Beware: Malicious Chrome VPN Extensions Stealing User Credentials
In a concerning development, two deceptive Chrome extensions named Phantom Shuttle have been masquerading as legitimate VPN services, compromising the security of thousands of users by intercepting web traffic and extracting sensitive login information.
The Deceptive Facade
Since 2017, these malicious extensions have infiltrated the Chrome Web Store, amassing over 2,180 installations. Despite their prolonged presence, they have largely evaded detection, continuing to operate and compromise user data. Both variants of the Phantom Shuttle extension, though differing in appearance, function identically. They are published by an entity using the email address theknewone.com@gmail[.]com. Once installed, these extensions clandestinely monitor all online activities of the user, transmitting captured credentials to servers controlled by the attackers.
Luring the Unsuspecting
The extensions are marketed as multi-location network speed testing plugins, targeting developers and individuals involved in international trade, particularly those operating between China and other regions. Users are enticed to purchase subscriptions priced between 9.9 to 95.9 yuan (approximately $1.40 to $13.50 USD) through reputable payment platforms like Alipay and WeChat Pay. Upon subscription, users are provided with functional proxy services that perform real latency tests and display connection statuses, creating an illusion of legitimacy. This sophisticated ruse effectively conceals the malicious activities occurring in the background.
Technical Intricacies of the Attack
Security analysts at Socket.dev have uncovered the complex mechanisms these extensions employ to intercept user traffic. The extensions automatically intercept every HTTP authentication request across all websites, injecting hardcoded proxy credentials (username: topfany, password: 963852wei) without the user’s knowledge. This tactic enables attackers to reroute all browsing traffic through their proxy servers, effectively executing a man-in-the-middle attack.

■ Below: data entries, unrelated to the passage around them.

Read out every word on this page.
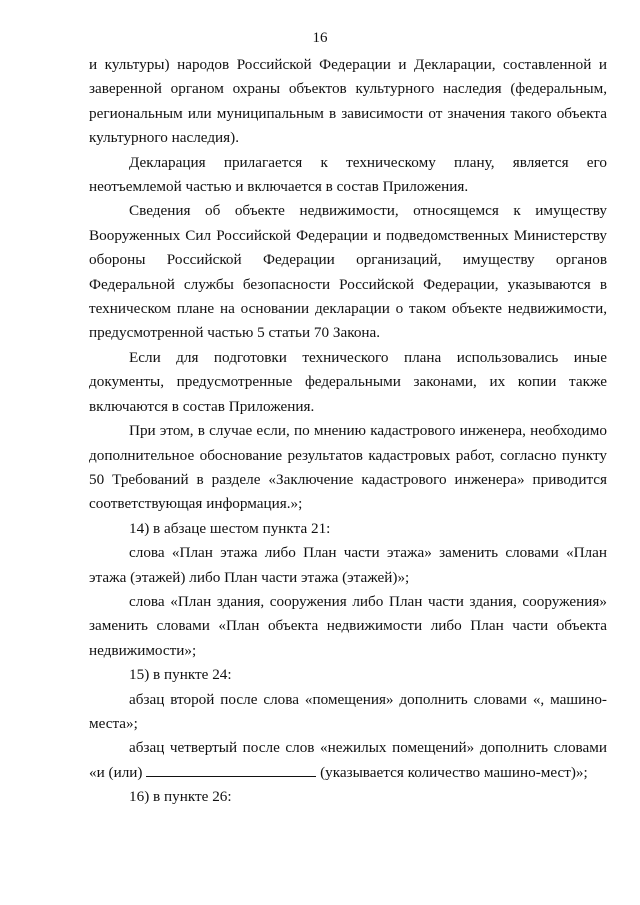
16

и культуры) народов Российской Федерации и Декларации, составленной и заверенной органом охраны объектов культурного наследия (федеральным, региональным или муниципальным в зависимости от значения такого объекта культурного наследия).

Декларация прилагается к техническому плану, является его неотъемлемой частью и включается в состав Приложения.

Сведения об объекте недвижимости, относящемся к имуществу Вооруженных Сил Российской Федерации и подведомственных Министерству обороны Российской Федерации организаций, имуществу органов Федеральной службы безопасности Российской Федерации, указываются в техническом плане на основании декларации о таком объекте недвижимости, предусмотренной частью 5 статьи 70 Закона.

Если для подготовки технического плана использовались иные документы, предусмотренные федеральными законами, их копии также включаются в состав Приложения.

При этом, в случае если, по мнению кадастрового инженера, необходимо дополнительное обоснование результатов кадастровых работ, согласно пункту 50 Требований в разделе «Заключение кадастрового инженера» приводится соответствующая информация.»;

14) в абзаце шестом пункта 21:

слова «План этажа либо План части этажа» заменить словами «План этажа (этажей) либо План части этажа (этажей)»;

слова «План здания, сооружения либо План части здания, сооружения» заменить словами «План объекта недвижимости либо План части объекта недвижимости»;

15) в пункте 24:

абзац второй после слова «помещения» дополнить словами «, машино-места»;

абзац четвертый после слов «нежилых помещений» дополнить словами

«и (или)	(указывается количество машино-мест)»;

16) в пункте 26:
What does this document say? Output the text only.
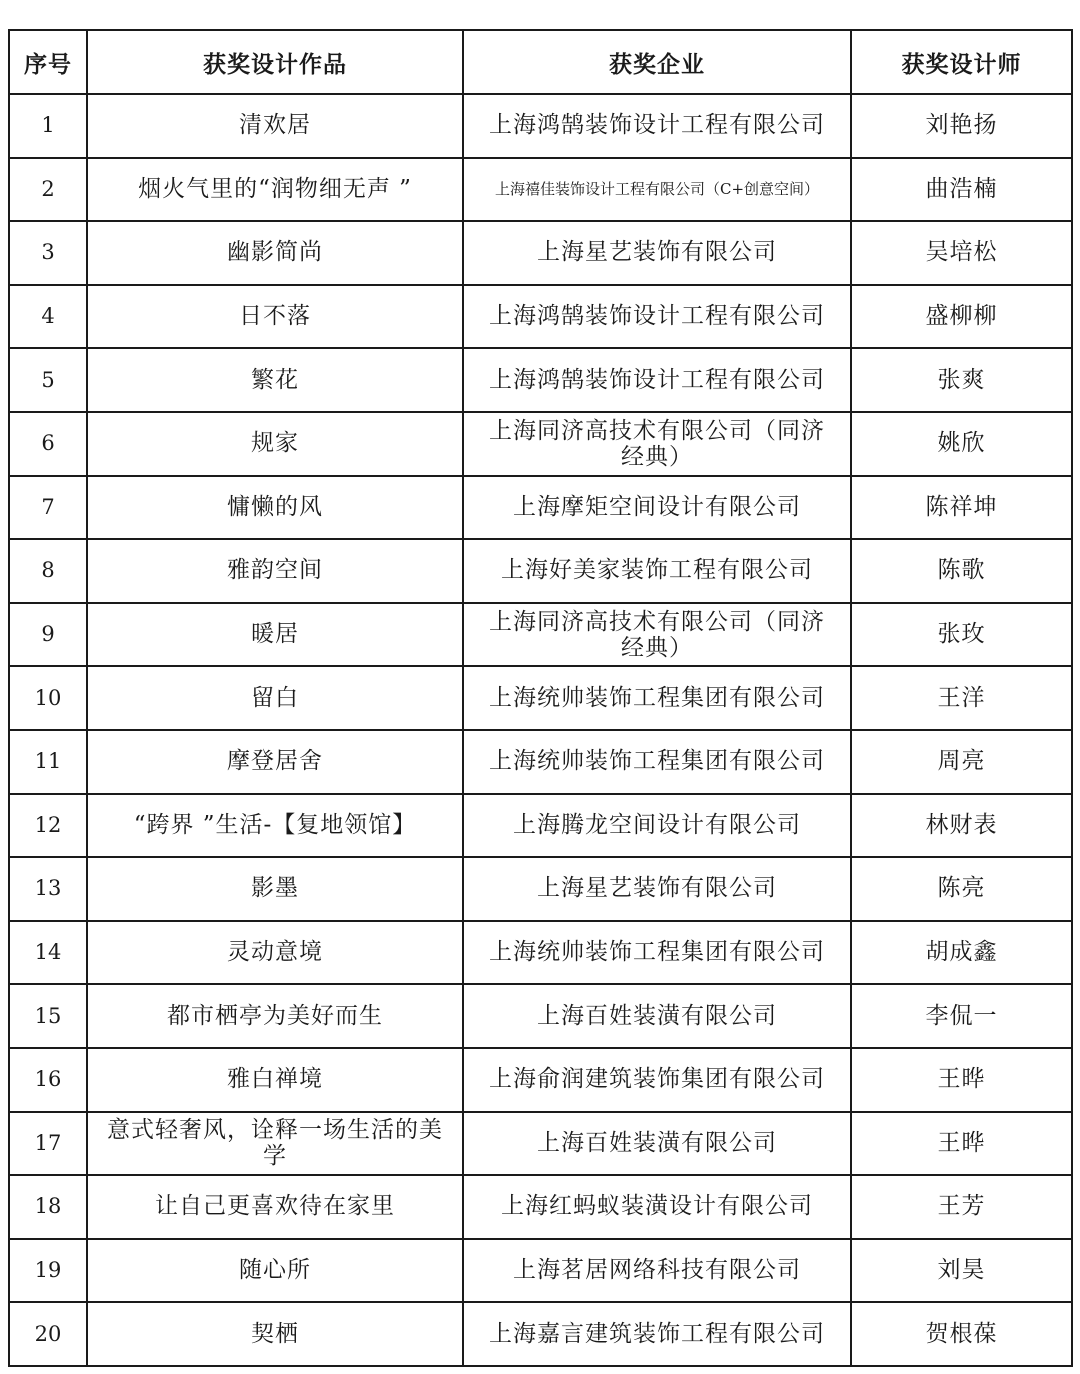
序号	获奖设计作品	获奖企业	获奖设计师
1	清欢居	上海鸿鹄装饰设计工程有限公司	刘艳扬
2	烟火气里的“润物细无声 ”	上海禧佳装饰设计工程有限公司（C+创意空间）	曲浩楠
3	幽影简尚	上海星艺装饰有限公司	吴培松
4	日不落	上海鸿鹄装饰设计工程有限公司	盛柳柳
5	繁花	上海鸿鹄装饰设计工程有限公司	张爽
6	规家	上海同济高技术有限公司（同济经典）	姚欣
7	慵懒的风	上海摩矩空间设计有限公司	陈祥坤
8	雅韵空间	上海好美家装饰工程有限公司	陈歌
9	暖居	上海同济高技术有限公司（同济经典）	张玫
10	留白	上海统帅装饰工程集团有限公司	王洋
11	摩登居舍	上海统帅装饰工程集团有限公司	周亮
12	“跨界 ”生活-【复地领馆】	上海腾龙空间设计有限公司	林财表
13	影墨	上海星艺装饰有限公司	陈亮
14	灵动意境	上海统帅装饰工程集团有限公司	胡成鑫
15	都市栖亭为美好而生	上海百姓装潢有限公司	李侃一
16	雅白禅境	上海俞润建筑装饰集团有限公司	王晔
17	意式轻奢风，诠释一场生活的美学	上海百姓装潢有限公司	王晔
18	让自己更喜欢待在家里	上海红蚂蚁装潢设计有限公司	王芳
19	随心所	上海茗居网络科技有限公司	刘昊
20	契栖	上海嘉言建筑装饰工程有限公司	贺根葆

Mechanism of Authentication Hijacking
The malicious code is embedded within modified JavaScript libraries bundled with the extension, specifically in files like jquery-1.12.2.min.js and scripts.js. To evade detection, the extensions utilize a custom character-index encoding scheme to obfuscate the hardcoded proxy credentials. They register a listener on chrome.webRequest.onAuthRequired, intercepting authentication challenges before they reach the user. When triggered, this listener automatically responds with the hardcoded credentials in asyncBlocking mode, ensuring synchronous responses without user intervention.
Continuous Data Exfiltration
The extensions maintain a 60-second heartbeat communication with the command-and-control server at phantomshuttle.space, continuously exfiltrating user data. During each heartbeat transmission and VIP status check, the extensions send user email addresses and passwords in plaintext to the attacker’s infrastructure, occurring every five minutes for active users.
Current Status and Recommendations
As of December 23, 2025, these malicious extensions remain active. Socket.dev has submitted takedown requests to Google’s Chrome Web Store security team. Users who have installed these extensions are strongly advised to uninstall them immediately and change all passwords used in their browsers to mitigate potential security risks.
Broader Implications
This incident underscores the persistent threat posed by malicious browser extensions. In recent years, there have been multiple instances where seemingly legitimate extensions have been exploited to compromise user security. For example, the EditThisCookie extension, once a trusted tool for managing browser cookies, was removed from the Chrome Web Store due to security concerns. Subsequently, a fraudulent version named EditThisCookie® emerged, engaging in credential theft and phishing activities. Similarly, the Cyberhaven Chrome extension, associated with a reputable data loss prevention provider, was compromised in December 2024. Attackers published a malicious update that exfiltrated sensitive user data, including authenticated sessions and cookies, to rogue domains.
Protective Measures
To safeguard against such threats, users should exercise caution when installing browser extensions. It’s essential to verify the authenticity of extensions, scrutinize user reviews, and monitor for any unusual browser behavior. Regularly updating security software and staying informed about emerging threats can further enhance protection against malicious activities.